Graphing inequalities involves plotting lines or curves on a coordinate plane, which represent the boundaries of the solutions to inequalities.
These lines are usually dashed, indicating that points directly on the line are not included in the solutions for strict inequalities.
Understanding how to graph each inequality correctly is crucial for identifying the correct solution region.
When dealing with linear inequalities, consider these steps:

• Convert the inequality into an equation to find the corresponding boundary line.
• For inequalities like \(x > 2\), plot a vertical dashed line at \(x = 2\); this shows that points right of the line are potential solutions.
• For \(y < 12\), draw a horizontal dashed line at \(y = 12\), shading below this line to indicate possible solutions.
• Lastly, for an inequality such as \(2x - 4y > 8\), it might be easier to re-arrange it into a slope-intercept form (\(y = \frac{1}{2}x - 2\)) before graphing. Draw this line using its slope and y-intercept, shading the relevant area accordingly.

Mastering graphing these inequalities is an essential step in finding where all conditions of the system are satisfied simultaneously. This involves understanding how to shade in the correct areas and the role of boundary lines in this process.
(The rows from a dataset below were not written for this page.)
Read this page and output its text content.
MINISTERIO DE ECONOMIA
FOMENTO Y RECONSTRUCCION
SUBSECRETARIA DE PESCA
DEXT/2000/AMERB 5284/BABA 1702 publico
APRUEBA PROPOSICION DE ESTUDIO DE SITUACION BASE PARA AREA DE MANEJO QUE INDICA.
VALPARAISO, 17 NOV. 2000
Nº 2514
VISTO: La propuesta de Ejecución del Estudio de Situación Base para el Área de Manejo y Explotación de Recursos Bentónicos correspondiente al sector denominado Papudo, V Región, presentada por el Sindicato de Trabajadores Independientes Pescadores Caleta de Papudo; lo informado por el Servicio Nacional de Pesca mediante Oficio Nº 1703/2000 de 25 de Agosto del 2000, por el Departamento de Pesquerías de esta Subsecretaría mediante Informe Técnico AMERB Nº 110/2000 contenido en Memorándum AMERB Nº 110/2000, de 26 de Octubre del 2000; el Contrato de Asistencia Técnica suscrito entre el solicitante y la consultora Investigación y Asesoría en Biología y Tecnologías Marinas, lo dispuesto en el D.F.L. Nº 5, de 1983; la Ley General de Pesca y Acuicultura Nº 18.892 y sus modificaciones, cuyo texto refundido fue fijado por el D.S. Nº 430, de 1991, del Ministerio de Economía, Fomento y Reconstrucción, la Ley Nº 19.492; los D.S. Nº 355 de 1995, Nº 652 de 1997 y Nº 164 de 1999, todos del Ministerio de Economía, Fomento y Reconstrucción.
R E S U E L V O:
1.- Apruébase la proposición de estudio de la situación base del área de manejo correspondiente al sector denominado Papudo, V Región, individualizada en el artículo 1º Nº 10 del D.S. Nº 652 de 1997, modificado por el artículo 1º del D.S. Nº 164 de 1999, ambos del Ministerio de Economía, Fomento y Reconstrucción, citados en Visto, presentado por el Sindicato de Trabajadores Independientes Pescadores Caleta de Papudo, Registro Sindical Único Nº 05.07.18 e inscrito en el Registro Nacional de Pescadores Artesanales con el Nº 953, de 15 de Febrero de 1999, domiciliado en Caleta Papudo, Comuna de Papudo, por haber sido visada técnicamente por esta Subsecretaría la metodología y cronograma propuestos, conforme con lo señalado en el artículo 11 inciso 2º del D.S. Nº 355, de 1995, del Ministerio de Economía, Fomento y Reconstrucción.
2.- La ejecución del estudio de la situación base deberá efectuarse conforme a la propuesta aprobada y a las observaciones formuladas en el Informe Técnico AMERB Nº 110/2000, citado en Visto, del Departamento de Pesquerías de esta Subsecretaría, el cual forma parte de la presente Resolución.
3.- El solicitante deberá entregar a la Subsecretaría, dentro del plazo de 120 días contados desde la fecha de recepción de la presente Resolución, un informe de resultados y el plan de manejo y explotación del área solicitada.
The solution region of a system of inequalities is the area where the shaded regions from each inequality overlap.
Identifying this region helps determine which points satisfy all inequalities simultaneously.
Any point within this overlapping region will make every inequality in the system true.To find the solution region:

• First, graph each inequality on the same coordinate plane, shading the region that satisfies each respective inequality.
• Examine where all the shaded regions intersect; this intersection area is your solution region.
• Make sure to carefully assess the nature of the lines involved — dashed for strict inequalities and solid for inclusive inequalities (≥ or ≤).

In our example problem, the solution region emerges where all three shaded areas: right of \(x = 2\), below \(y = 12\), and above \(y = \frac{1}{2}x - 2\), integrate. This systematic approach simplifies the identification of solution regions in any given set of inequalities.

The vertices of the polygon formed by the solution region are found by identifying where the boundary lines intersect.
These vertices are particularly important as they define the corners of the polygon, encapsulating the solution region.
Calculating these intersection points provides a clearer picture of the bounds of the solution region.To find vertices:

• Determine the intersection of each pair of boundary lines mathematically. This often involves solving two equations simultaneously.
• In the case of our example, the vertices were found by checking the intersection points: the lines \(x = 2\), \(y = 12\), and \(y = \frac{1}{2}x - 2\) formed specific points like (2, 12), (2, -1), and (28, 12).
• Each of these vertices gives a corner for the polygon that bounds the solution region.

These vertices help ascertain whether the solution region is closed (bounded) or extends indefinitely (unbounded). In the current example, the solution region is unbounded, as one particular direction allowed for limitless extension due to the unrestricted nature of one of the inequalities. This understanding ensures a comprehensive grasp of the solution set's limits and possibilities.